Assessment of loss should be carried out with caution in histopathological sections because nuclear truncation may lead to a falsely low estimation of copy number. The cut-off for amplification is usually set at a gene/chromosome ratio of ≥2.0, and for deletion the cut-off level ranges from 0.5 to 1.0.21 It is possible that monosomy may have an impact similar to loss of individual genes, but this is uncertain. In this study, only four cases showed deletion and monosomy and deletion were grouped together.
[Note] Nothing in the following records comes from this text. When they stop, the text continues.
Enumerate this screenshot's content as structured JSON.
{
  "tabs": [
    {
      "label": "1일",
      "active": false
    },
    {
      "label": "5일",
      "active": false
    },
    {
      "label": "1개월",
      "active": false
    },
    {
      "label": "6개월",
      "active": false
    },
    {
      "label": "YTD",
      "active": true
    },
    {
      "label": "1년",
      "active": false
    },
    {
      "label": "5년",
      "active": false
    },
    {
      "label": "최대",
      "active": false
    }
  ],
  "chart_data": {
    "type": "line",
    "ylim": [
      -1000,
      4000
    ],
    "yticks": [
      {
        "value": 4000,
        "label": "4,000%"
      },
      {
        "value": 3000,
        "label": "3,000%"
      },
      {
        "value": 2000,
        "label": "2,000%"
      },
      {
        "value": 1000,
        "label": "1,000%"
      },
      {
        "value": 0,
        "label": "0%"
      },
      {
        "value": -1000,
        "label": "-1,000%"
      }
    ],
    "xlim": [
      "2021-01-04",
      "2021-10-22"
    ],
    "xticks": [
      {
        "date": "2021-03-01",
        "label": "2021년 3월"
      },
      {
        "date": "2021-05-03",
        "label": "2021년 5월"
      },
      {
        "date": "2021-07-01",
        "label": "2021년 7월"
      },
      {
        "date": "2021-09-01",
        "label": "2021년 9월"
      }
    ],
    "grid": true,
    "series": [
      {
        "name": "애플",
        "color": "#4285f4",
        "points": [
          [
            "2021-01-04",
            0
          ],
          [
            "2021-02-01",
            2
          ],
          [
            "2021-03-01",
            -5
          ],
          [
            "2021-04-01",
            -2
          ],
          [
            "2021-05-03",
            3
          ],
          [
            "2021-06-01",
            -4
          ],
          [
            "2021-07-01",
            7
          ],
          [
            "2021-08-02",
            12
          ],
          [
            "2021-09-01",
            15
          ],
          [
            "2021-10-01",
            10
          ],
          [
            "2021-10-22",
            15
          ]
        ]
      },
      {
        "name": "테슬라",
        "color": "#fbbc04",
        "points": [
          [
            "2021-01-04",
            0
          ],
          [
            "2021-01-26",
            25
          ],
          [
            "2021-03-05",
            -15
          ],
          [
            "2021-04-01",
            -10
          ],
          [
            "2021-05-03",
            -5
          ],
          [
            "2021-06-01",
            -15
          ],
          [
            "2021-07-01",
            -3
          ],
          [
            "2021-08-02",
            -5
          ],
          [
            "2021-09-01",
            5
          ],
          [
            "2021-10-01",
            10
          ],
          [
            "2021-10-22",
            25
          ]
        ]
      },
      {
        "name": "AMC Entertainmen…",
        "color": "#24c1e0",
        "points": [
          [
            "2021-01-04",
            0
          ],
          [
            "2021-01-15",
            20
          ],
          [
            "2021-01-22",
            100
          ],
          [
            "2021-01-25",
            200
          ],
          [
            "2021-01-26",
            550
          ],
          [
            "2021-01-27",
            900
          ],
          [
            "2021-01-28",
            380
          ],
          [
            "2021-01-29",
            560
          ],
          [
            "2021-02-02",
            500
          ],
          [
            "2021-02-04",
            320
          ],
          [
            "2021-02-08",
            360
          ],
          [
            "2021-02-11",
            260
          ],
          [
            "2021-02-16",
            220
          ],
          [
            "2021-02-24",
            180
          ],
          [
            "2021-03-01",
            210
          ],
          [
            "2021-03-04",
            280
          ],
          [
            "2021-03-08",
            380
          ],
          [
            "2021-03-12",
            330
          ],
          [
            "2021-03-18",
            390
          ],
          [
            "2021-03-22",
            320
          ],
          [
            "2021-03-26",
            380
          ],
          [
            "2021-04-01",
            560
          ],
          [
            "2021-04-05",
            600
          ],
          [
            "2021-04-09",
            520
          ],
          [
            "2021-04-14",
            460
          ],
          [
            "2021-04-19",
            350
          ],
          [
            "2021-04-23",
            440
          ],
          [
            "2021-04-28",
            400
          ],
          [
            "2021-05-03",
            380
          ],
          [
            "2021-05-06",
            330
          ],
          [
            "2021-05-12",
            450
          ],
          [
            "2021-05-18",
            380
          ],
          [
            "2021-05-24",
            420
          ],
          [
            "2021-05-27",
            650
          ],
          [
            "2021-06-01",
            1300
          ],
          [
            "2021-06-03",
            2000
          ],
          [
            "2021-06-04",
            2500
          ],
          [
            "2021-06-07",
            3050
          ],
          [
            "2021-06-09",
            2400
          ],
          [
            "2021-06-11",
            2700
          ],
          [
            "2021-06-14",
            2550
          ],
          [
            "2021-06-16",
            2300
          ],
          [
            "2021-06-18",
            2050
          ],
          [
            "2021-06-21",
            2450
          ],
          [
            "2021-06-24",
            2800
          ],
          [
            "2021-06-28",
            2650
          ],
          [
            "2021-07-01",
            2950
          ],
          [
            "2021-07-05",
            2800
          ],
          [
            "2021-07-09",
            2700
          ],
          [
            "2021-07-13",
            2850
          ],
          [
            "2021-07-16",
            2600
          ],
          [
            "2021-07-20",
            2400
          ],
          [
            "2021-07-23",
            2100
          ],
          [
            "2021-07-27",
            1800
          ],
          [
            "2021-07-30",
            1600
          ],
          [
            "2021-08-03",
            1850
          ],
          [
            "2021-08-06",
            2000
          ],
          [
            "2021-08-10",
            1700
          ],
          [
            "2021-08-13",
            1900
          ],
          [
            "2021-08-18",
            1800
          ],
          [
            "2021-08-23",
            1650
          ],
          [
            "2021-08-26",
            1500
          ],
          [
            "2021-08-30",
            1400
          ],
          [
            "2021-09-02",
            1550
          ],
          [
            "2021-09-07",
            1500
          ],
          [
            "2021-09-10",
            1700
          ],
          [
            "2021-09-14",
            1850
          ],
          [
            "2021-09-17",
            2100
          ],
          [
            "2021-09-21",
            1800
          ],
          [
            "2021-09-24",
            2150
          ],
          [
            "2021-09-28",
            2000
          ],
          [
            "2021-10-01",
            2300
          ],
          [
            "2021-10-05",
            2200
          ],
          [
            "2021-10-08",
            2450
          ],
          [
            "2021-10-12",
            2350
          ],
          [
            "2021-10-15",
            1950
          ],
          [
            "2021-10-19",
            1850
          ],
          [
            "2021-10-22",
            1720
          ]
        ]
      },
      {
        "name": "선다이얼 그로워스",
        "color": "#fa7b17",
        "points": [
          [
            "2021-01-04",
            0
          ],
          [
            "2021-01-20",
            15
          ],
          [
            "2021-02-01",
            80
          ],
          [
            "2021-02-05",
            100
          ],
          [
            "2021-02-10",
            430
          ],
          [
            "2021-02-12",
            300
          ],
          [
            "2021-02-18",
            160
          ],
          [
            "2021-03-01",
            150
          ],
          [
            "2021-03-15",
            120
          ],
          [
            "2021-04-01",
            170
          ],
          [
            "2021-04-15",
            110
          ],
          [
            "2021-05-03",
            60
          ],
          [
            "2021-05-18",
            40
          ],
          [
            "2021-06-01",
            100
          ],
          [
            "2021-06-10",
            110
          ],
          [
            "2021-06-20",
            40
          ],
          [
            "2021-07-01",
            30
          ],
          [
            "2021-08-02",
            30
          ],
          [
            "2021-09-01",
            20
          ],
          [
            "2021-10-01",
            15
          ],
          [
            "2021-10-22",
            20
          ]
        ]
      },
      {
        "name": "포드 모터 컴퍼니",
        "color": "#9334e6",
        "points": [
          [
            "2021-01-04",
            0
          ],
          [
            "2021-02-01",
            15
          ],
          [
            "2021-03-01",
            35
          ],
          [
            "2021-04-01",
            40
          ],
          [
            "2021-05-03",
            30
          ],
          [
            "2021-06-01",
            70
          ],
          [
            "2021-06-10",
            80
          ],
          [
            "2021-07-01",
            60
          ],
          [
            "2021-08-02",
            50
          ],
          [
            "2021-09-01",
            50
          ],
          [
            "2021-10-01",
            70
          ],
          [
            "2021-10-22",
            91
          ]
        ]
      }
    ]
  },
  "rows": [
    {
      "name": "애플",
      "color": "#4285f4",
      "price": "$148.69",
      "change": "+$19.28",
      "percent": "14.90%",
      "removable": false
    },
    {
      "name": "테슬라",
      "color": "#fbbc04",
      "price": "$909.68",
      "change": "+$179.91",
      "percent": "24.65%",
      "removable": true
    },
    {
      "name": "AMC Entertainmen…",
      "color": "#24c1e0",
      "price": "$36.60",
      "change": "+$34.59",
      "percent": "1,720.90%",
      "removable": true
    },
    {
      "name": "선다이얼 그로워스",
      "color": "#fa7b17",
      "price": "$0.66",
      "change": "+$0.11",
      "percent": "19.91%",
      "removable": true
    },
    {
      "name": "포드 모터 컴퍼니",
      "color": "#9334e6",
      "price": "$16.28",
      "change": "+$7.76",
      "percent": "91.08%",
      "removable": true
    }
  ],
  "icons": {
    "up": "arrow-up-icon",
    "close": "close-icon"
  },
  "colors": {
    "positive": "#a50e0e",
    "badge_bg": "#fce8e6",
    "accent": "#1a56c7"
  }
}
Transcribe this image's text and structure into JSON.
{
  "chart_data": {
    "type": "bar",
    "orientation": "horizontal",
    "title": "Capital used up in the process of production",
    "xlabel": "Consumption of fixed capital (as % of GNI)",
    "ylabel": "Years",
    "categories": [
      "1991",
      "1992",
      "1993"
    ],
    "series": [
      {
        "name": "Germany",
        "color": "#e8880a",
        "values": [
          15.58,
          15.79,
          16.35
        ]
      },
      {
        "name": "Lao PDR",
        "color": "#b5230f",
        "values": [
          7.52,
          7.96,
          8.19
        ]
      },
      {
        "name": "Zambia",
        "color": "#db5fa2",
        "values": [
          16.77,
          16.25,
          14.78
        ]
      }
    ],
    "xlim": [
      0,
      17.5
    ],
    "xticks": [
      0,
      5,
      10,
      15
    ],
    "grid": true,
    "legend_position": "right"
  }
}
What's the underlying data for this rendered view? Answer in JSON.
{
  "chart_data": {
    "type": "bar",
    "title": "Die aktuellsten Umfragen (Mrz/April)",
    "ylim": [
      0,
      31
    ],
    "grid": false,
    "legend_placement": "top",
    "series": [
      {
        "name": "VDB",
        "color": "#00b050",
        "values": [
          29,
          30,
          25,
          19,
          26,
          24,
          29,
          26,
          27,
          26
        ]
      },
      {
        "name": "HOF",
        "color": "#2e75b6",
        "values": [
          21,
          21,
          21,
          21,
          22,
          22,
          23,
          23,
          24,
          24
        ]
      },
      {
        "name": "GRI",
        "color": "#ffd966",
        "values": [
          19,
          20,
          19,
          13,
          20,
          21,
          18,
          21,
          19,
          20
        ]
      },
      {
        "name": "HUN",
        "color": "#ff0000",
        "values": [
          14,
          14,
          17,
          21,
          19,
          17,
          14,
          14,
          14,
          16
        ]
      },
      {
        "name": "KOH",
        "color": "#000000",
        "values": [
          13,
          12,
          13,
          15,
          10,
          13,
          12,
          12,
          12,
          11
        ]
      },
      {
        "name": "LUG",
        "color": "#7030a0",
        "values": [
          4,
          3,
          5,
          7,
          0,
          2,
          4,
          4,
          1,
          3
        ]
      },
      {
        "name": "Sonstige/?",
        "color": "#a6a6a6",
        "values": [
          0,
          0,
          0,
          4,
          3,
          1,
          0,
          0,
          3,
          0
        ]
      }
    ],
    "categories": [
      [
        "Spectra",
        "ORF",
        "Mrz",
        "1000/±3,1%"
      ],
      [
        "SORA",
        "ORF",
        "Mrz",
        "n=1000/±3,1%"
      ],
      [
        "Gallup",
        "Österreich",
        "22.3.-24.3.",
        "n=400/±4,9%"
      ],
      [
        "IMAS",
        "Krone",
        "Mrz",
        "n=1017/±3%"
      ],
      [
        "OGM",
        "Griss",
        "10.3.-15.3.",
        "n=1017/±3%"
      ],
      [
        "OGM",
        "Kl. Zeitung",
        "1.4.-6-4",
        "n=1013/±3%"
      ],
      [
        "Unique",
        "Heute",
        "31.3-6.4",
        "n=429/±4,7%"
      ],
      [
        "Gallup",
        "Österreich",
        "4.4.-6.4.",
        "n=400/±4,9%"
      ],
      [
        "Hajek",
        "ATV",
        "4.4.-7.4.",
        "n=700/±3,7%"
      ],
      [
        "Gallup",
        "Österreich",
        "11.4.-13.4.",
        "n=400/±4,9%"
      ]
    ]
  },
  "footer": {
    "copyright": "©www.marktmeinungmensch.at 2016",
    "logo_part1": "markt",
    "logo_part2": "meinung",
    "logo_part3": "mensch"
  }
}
HER2-positive breast cancer has been shown to be more aggressive than HER2–negative breast cancer. Co-amplification with other genes, such as STARD3 and GRB7, may contribute to and possibly strengthen this aggressive behaviour.2 The proportion of amplification and co-amplification of TOP2A and HER2 in breast cancer is low, and even in a series of 670 patients, the numbers are too low to draw reliable conclusions. As a prognostic marker, TOP2A is probably of limited value. TOP2A aberrations are strongly associated with HR and HER2 status, and the importance of these markers in prognostication is still unchallenged.

TOP2A gene copy number change is an infrequent finding in breast cancer.

There is a strong association between TOP2A copy number change and hormone receptor and HER2 status.

As a prognostic marker, TOP2A is probably of limited value, and hormone receptor and HER2 status remain unchallenged.